Кто-то снял со стены прадедушку с длинной шелковой бородой. Рыжий прусак, выползший из рамы погулять, а может, даже специально взглянуть на предка, с которым он прожил бок о бок всю жизнь, не видя его в лицо, — быстро исчез в раме, чтобы тоже проехать в Америку, без паспорта. Он дрожал от страха, слушая рассказы о страданиях на Острове Слез, где всем заглядывают в глаза — не золотушный ли? — и спрашивают, сколько долларов в кармане.

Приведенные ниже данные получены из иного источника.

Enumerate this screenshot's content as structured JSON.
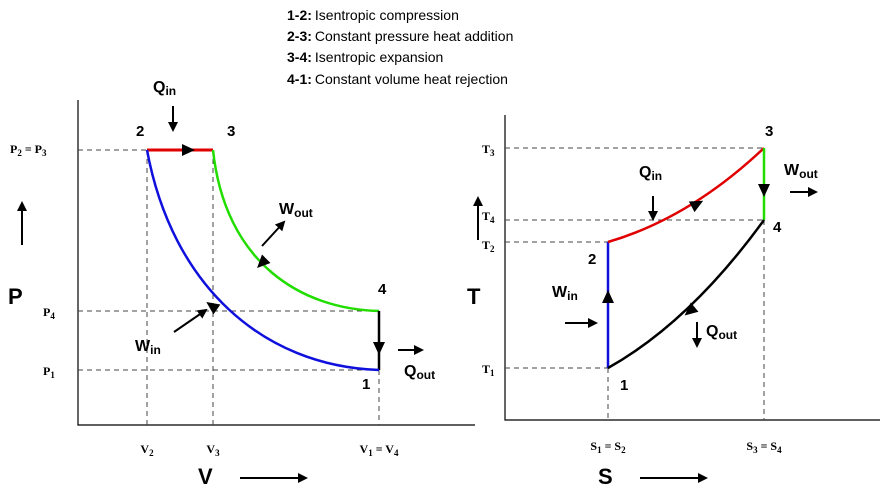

А откуда доллары у таракана?
В Америке он разбогатеет, раздуется, станет важным барином, и, когда наденет цилиндр и пойдет по главной американской улице, где его не знают и не помнят голеньким тараканом, никто и не догадается, что он всю жизнь провел в раме между шкафом и старыми стенными часами; и все встречные еще издали будут поспешно снимать котелки, а он только еле-еле приподымет цилиндр. И все, глядя на него и завидуя ему, будут спрашивать друг друга: «Кто этот рыжий барин, что-то есть знакомое в лице!»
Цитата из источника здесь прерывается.